Dass zwischen Kliniken, Forschungsinstituten, Ärzten und anderen Fachkreisangehörigen auf der einen Seite und Pharmaunternehmen auf der anderen Seite Gelder fließen, finden manche Menschen befremdlich. Deshalb hat die forschende Pharmaindustrie vor Jahren beschlossen, in die Offensive zu gehen. Denn, so Birgit Fischer, Geschäftsführerin beim Verband der forschenden Pharma-Unternehmen (vfa): „Transparenz ist kein Selbstzweck. Sie macht vielmehr Zusammenhänge deutlich. Und sie macht nachvollziehbar, wie medizinischer Fortschritt entsteht: Durch den Wissenstransfer zwischen Ärzten und Industrie.“ Auf rund 605 Millionen Euro haben der vfa und der Verein „Freiwillige Selbstkontrolle für die Arzneimittelindustrie“ (FSA) die im Jahr 2017 geflossenen Leistungen geschätzt. Die Zahlen im Einzelnen:
- Von den rund 605 Millionen Euro ging ein großer Teil direkt in die Forschung (398 Mio. €). Es sind rund 66 Prozent der Aufwendungen. Das sind z.B. Gelder für klinische Studien und Anwendungsbeobachtungen.
- 105 Millionen Euro wurden für Vorträge und Fortbildungen gezahlt. Sie sind ein wichtiges Instrument des Wissenstransfers – denn erfolgreiche Forschung findet ohne Vernetzung nicht statt. Birgit Fischer: „Forschung ist die beste Medizin, aber sie kann nur helfen, wenn ihre Ergebnisse geteilt und weiterentwickelt werden“.
- Dies gilt auch für den dritten Posten – die Ausgaben für die Unterstützung von Veranstaltungen, Kongressen und der Arbeit medizinischer Institutionen in Höhe von 102 Millionen Euro. Gerade Fachkongresse sind ein wissenschaftlicher „Marktplatz“, auf denen wissenschaftliche Fragestellungen diskutiert werden.

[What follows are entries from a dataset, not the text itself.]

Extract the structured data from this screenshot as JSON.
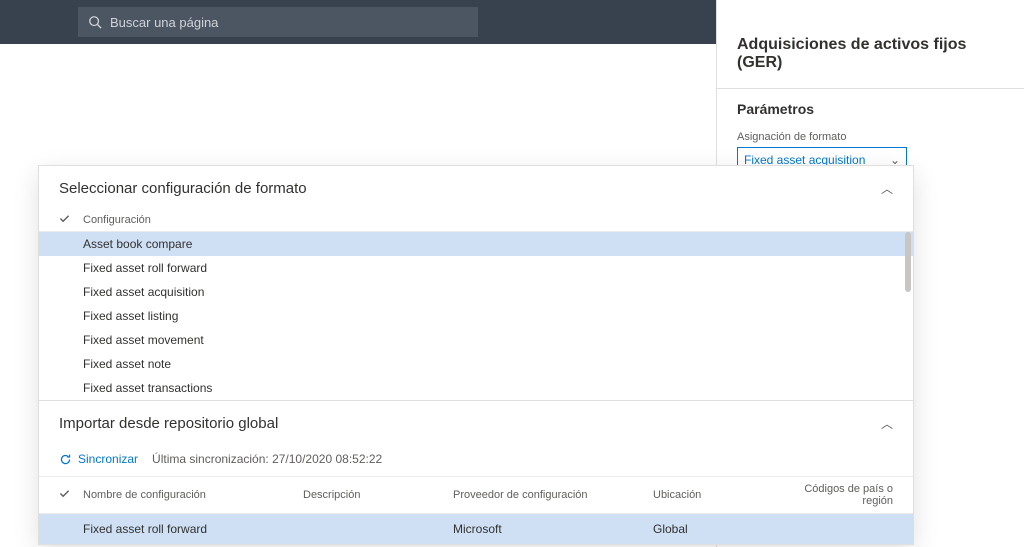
{
  "search": {
    "placeholder": "Buscar una página"
  },
  "rightPanel": {
    "title": "Adquisiciones de activos fijos (GER)",
    "section": "Parámetros",
    "formatFieldLabel": "Asignación de formato",
    "formatValue": "Fixed asset acquisition"
  },
  "overlay": {
    "formatSection": {
      "title": "Seleccionar configuración de formato",
      "columnHeader": "Configuración",
      "items": [
        {
          "name": "Asset book compare",
          "selected": true
        },
        {
          "name": "Fixed asset roll forward",
          "selected": false
        },
        {
          "name": "Fixed asset acquisition",
          "selected": false
        },
        {
          "name": "Fixed asset listing",
          "selected": false
        },
        {
          "name": "Fixed asset movement",
          "selected": false
        },
        {
          "name": "Fixed asset note",
          "selected": false
        },
        {
          "name": "Fixed asset transactions",
          "selected": false
        }
      ]
    },
    "importSection": {
      "title": "Importar desde repositorio global",
      "syncLabel": "Sincronizar",
      "syncInfo": "Última sincronización: 27/10/2020 08:52:22",
      "columns": {
        "name": "Nombre de configuración",
        "desc": "Descripción",
        "prov": "Proveedor de configuración",
        "ubic": "Ubicación",
        "cod": "Códigos de país o región"
      },
      "rows": [
        {
          "name": "Fixed asset roll forward",
          "desc": "",
          "prov": "Microsoft",
          "ubic": "Global",
          "cod": ""
        }
      ]
    }
  }
}
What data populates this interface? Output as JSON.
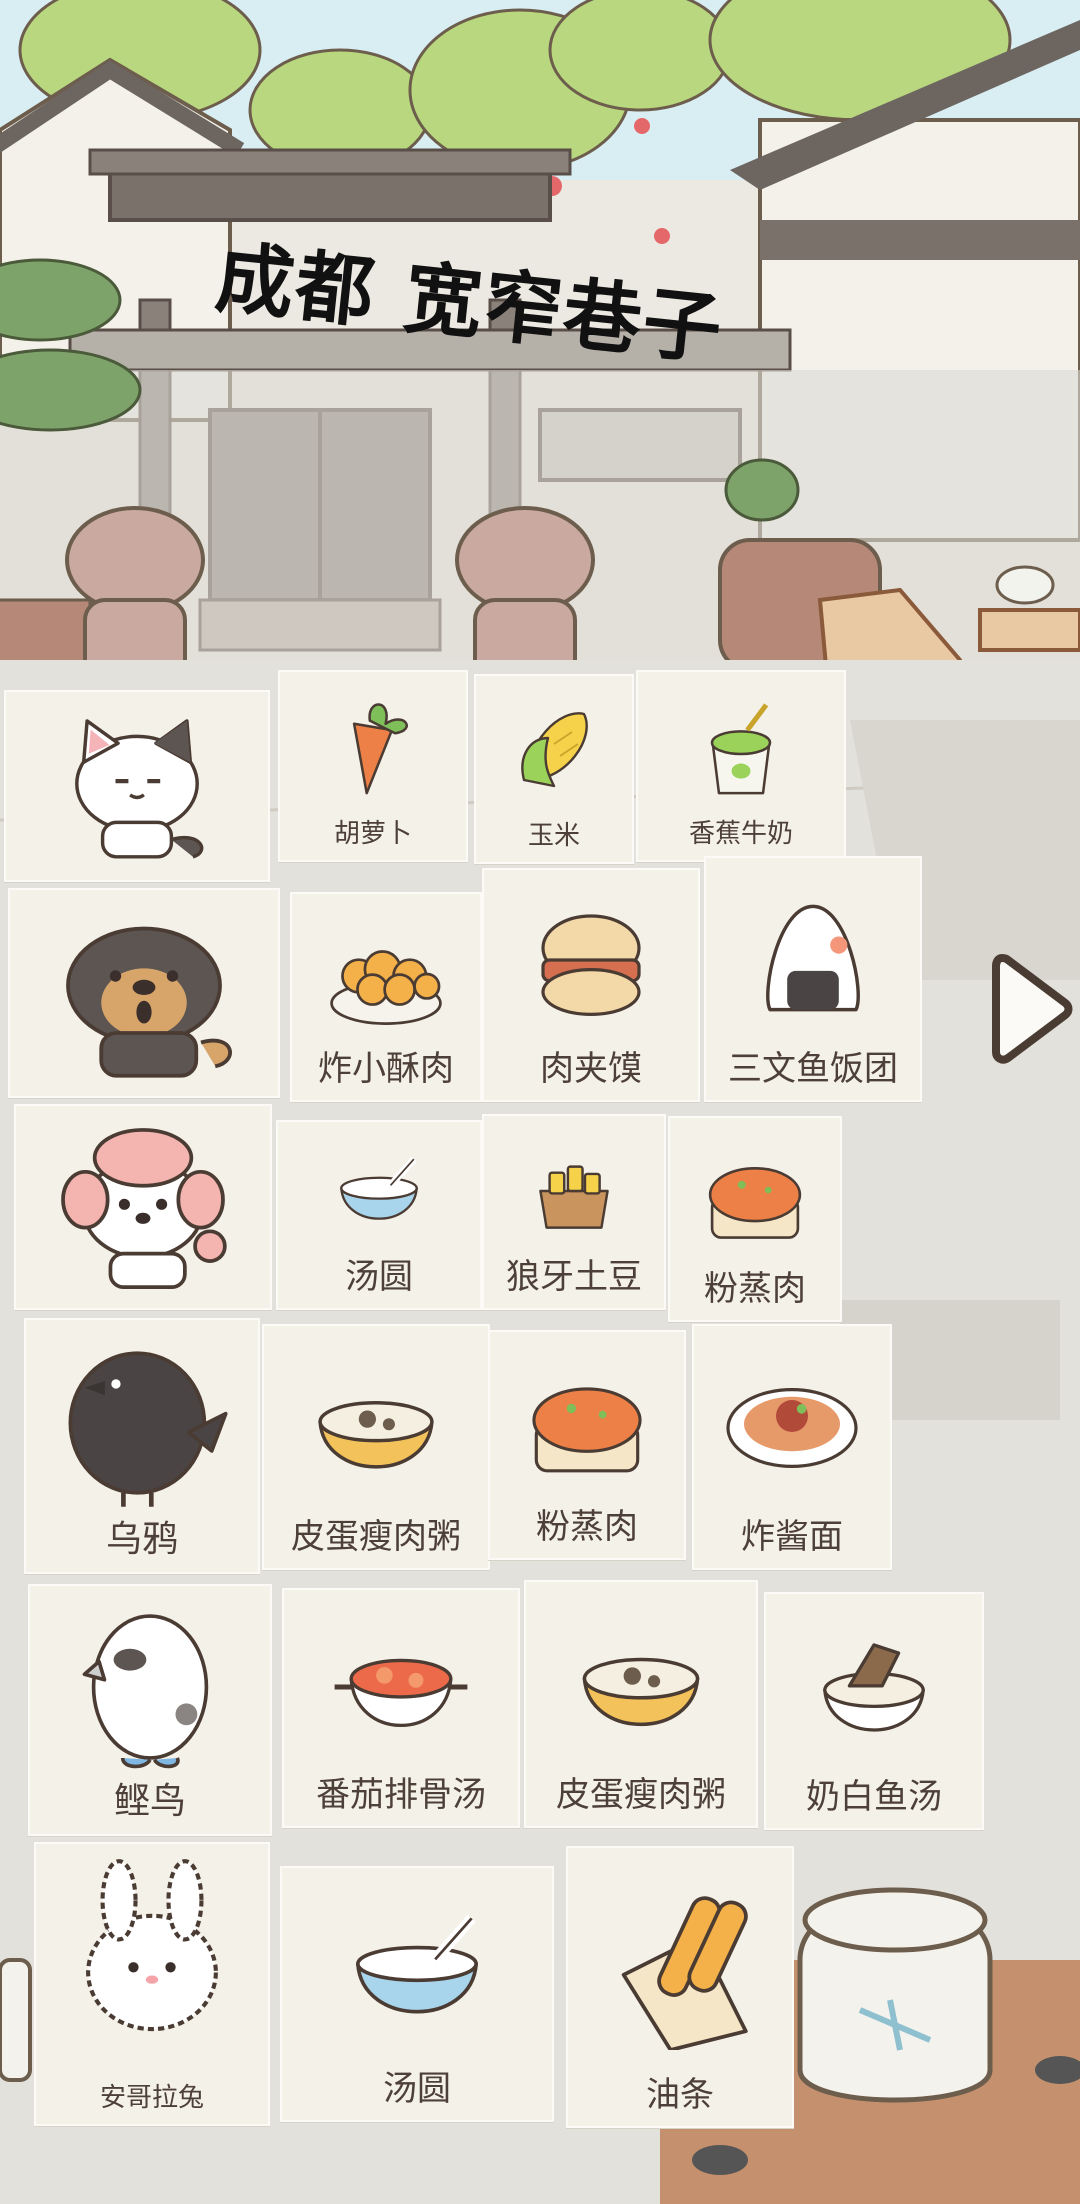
{
  "title": "成都 宽窄巷子",
  "rows": [
    {
      "animal": {
        "name": "",
        "icon": "cat-icon"
      },
      "foods": [
        {
          "label": "胡萝卜",
          "icon": "carrot-icon"
        },
        {
          "label": "玉米",
          "icon": "corn-icon"
        },
        {
          "label": "香蕉牛奶",
          "icon": "banana-milk-icon"
        }
      ]
    },
    {
      "animal": {
        "name": "",
        "icon": "dog-icon"
      },
      "foods": [
        {
          "label": "炸小酥肉",
          "icon": "fried-pork-icon"
        },
        {
          "label": "肉夹馍",
          "icon": "burger-icon"
        },
        {
          "label": "三文鱼饭团",
          "icon": "onigiri-icon"
        }
      ]
    },
    {
      "animal": {
        "name": "",
        "icon": "poodle-icon"
      },
      "foods": [
        {
          "label": "汤圆",
          "icon": "rice-ball-bowl-icon"
        },
        {
          "label": "狼牙土豆",
          "icon": "potato-bowl-icon"
        },
        {
          "label": "粉蒸肉",
          "icon": "steamed-pork-icon"
        }
      ]
    },
    {
      "animal": {
        "name": "乌鸦",
        "icon": "crow-icon"
      },
      "foods": [
        {
          "label": "皮蛋瘦肉粥",
          "icon": "congee-icon"
        },
        {
          "label": "粉蒸肉",
          "icon": "steamed-pork-icon"
        },
        {
          "label": "炸酱面",
          "icon": "noodles-icon"
        }
      ]
    },
    {
      "animal": {
        "name": "鲣鸟",
        "icon": "booby-bird-icon"
      },
      "foods": [
        {
          "label": "番茄排骨汤",
          "icon": "tomato-soup-icon"
        },
        {
          "label": "皮蛋瘦肉粥",
          "icon": "congee-icon"
        },
        {
          "label": "奶白鱼汤",
          "icon": "fish-soup-icon"
        }
      ]
    },
    {
      "animal": {
        "name": "安哥拉兔",
        "icon": "rabbit-icon"
      },
      "foods": [
        {
          "label": "汤圆",
          "icon": "rice-ball-bowl-icon"
        },
        {
          "label": "油条",
          "icon": "fried-dough-icon"
        }
      ]
    }
  ],
  "next_button": {
    "icon": "play-arrow-icon"
  }
}
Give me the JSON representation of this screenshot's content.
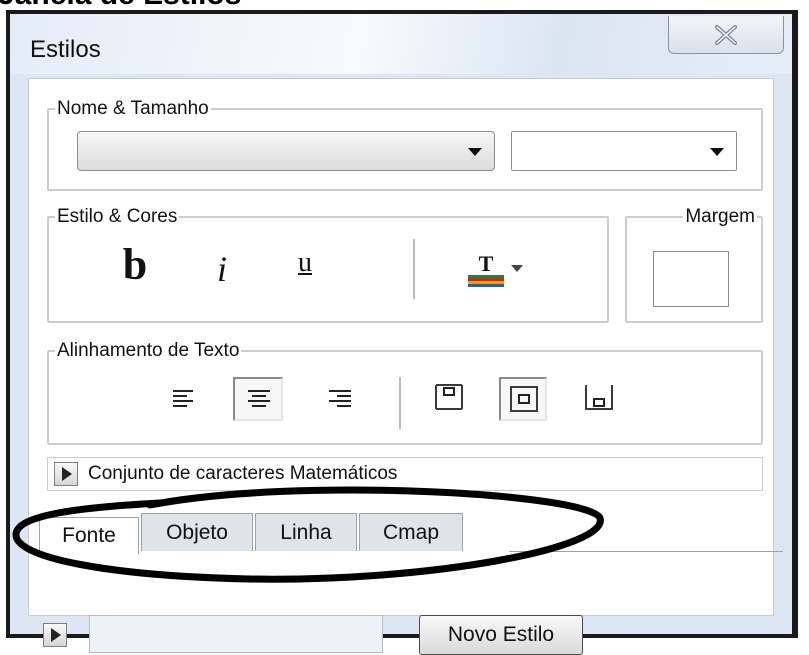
{
  "caption": "Janela de Estilos",
  "window": {
    "title": "Estilos"
  },
  "groups": {
    "name_size": "Nome & Tamanho",
    "style_colors": "Estilo & Cores",
    "margin": "Margem",
    "text_align": "Alinhamento de Texto"
  },
  "style_buttons": {
    "bold": "b",
    "italic": "i",
    "underline": "u",
    "text_color": "T"
  },
  "font_dropdown": {
    "value": ""
  },
  "size_dropdown": {
    "value": ""
  },
  "charset": {
    "label": "Conjunto de caracteres Matemáticos"
  },
  "tabs": [
    {
      "label": "Fonte",
      "active": true
    },
    {
      "label": "Objeto",
      "active": false
    },
    {
      "label": "Linha",
      "active": false
    },
    {
      "label": "Cmap",
      "active": false
    }
  ],
  "new_style_button": "Novo Estilo",
  "style_name_input": {
    "value": ""
  }
}
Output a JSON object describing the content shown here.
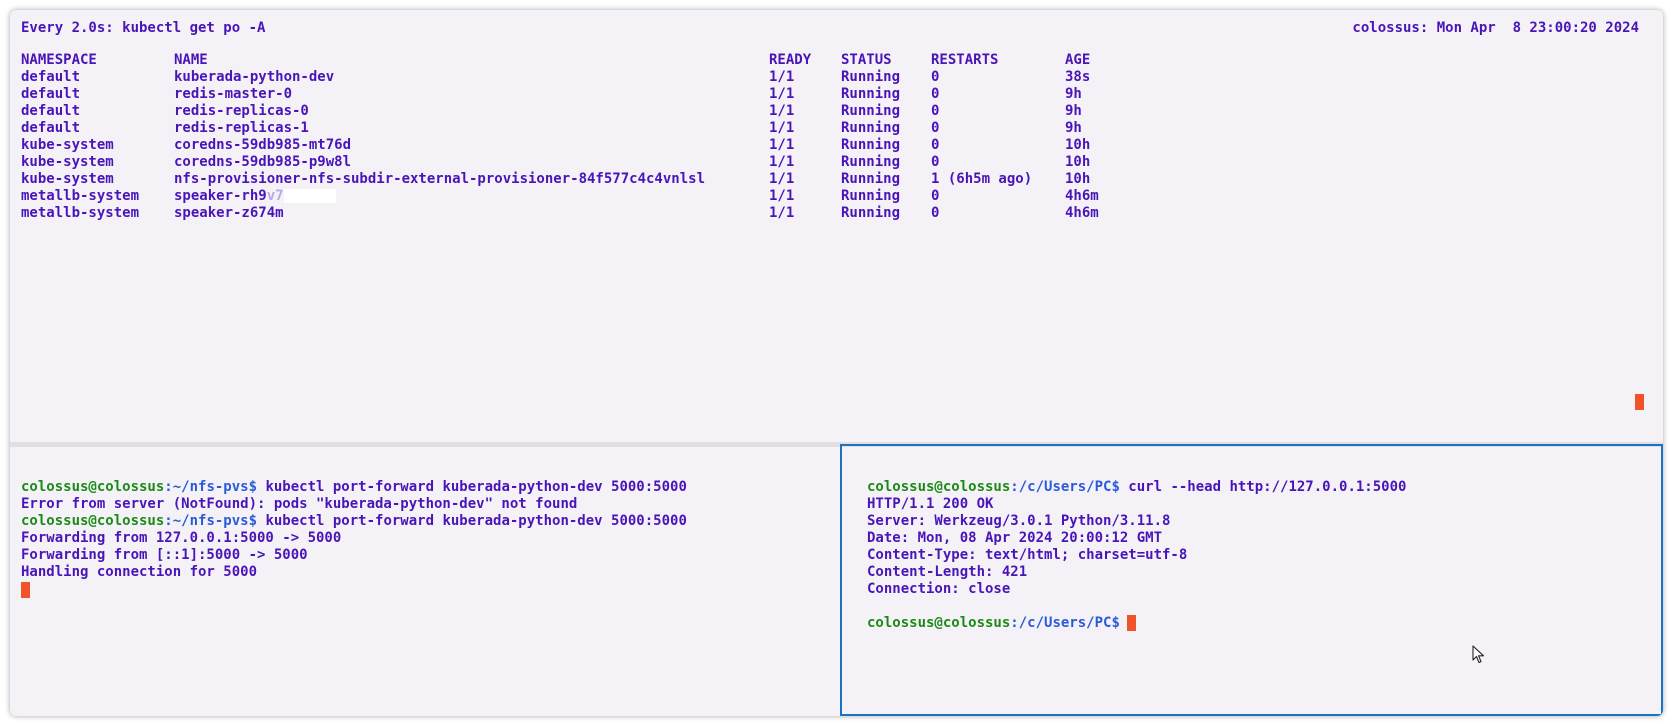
{
  "top_pane": {
    "header_left": "Every 2.0s: kubectl get po -A",
    "header_right": "colossus: Mon Apr  8 23:00:20 2024",
    "columns": [
      "NAMESPACE",
      "NAME",
      "READY",
      "STATUS",
      "RESTARTS",
      "AGE"
    ],
    "rows": [
      {
        "namespace": "default",
        "name": "kuberada-python-dev",
        "ready": "1/1",
        "status": "Running",
        "restarts": "0",
        "age": "38s"
      },
      {
        "namespace": "default",
        "name": "redis-master-0",
        "ready": "1/1",
        "status": "Running",
        "restarts": "0",
        "age": "9h"
      },
      {
        "namespace": "default",
        "name": "redis-replicas-0",
        "ready": "1/1",
        "status": "Running",
        "restarts": "0",
        "age": "9h"
      },
      {
        "namespace": "default",
        "name": "redis-replicas-1",
        "ready": "1/1",
        "status": "Running",
        "restarts": "0",
        "age": "9h"
      },
      {
        "namespace": "kube-system",
        "name": "coredns-59db985-mt76d",
        "ready": "1/1",
        "status": "Running",
        "restarts": "0",
        "age": "10h"
      },
      {
        "namespace": "kube-system",
        "name": "coredns-59db985-p9w8l",
        "ready": "1/1",
        "status": "Running",
        "restarts": "0",
        "age": "10h"
      },
      {
        "namespace": "kube-system",
        "name": "nfs-provisioner-nfs-subdir-external-provisioner-84f577c4c4vnlsl",
        "ready": "1/1",
        "status": "Running",
        "restarts": "1 (6h5m ago)",
        "age": "10h"
      },
      {
        "namespace": "metallb-system",
        "name": "speaker-rh9",
        "name_faded": "v7",
        "ready": "1/1",
        "status": "Running",
        "restarts": "0",
        "age": "4h6m"
      },
      {
        "namespace": "metallb-system",
        "name": "speaker-z674m",
        "ready": "1/1",
        "status": "Running",
        "restarts": "0",
        "age": "4h6m"
      }
    ]
  },
  "bottom_left_pane": {
    "prompt_user": "colossus@colossus",
    "prompt_path": ":~/nfs-pvs$",
    "cmd1": " kubectl port-forward kuberada-python-dev 5000:5000",
    "error": "Error from server (NotFound): pods \"kuberada-python-dev\" not found",
    "cmd2": " kubectl port-forward kuberada-python-dev 5000:5000",
    "out1": "Forwarding from 127.0.0.1:5000 -> 5000",
    "out2": "Forwarding from [::1]:5000 -> 5000",
    "out3": "Handling connection for 5000"
  },
  "bottom_right_pane": {
    "prompt_user": "colossus@colossus",
    "prompt_path": ":/c/Users/PC$",
    "cmd": " curl --head http://127.0.0.1:5000",
    "response": [
      "HTTP/1.1 200 OK",
      "Server: Werkzeug/3.0.1 Python/3.11.8",
      "Date: Mon, 08 Apr 2024 20:00:12 GMT",
      "Content-Type: text/html; charset=utf-8",
      "Content-Length: 421",
      "Connection: close"
    ]
  },
  "colors": {
    "text": "#4a15b8",
    "prompt_user": "#1c8a16",
    "prompt_path": "#2b5bd8",
    "cursor": "#f0522a",
    "active_pane_border": "#1a73c2",
    "background": "#f4f2f6"
  }
}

Für die Pharmaunternehmen sind die Zahlen Ausdruck eines lebendigen Forschungsstandortes. Für Deutschland gilt: In keinem anderen Land außer in den USA werden mehr klinische Studien durchgeführt. Davon profitiert der Wissensstandort. Davon profitieren Ärzte und Krankenhäuser und damit Patienten, weil ihnen medizinische Innovationen früh zur Verfügung stehen. Denn hinter den ausgewiesenen Geldern stehen konkrete Projekte. Und ohne diese in Projekte gegossene Zusammenarbeit unter diesen „Playern“ im Gesundheitswesen würde aus medizinischem Fortschritt Stillstand. „Mediziner wissen, was ihre Patienten brauchen. Und Arzneimittelhersteller, was ihre Medikamente können“, so vfa-Chefin Fischer. „Wenn das Wissen beider zusammenkommt, kann Patienten geholfen werden.“ So sorgen Ärzte und Industrie gemeinsam für eine bessere Medizin.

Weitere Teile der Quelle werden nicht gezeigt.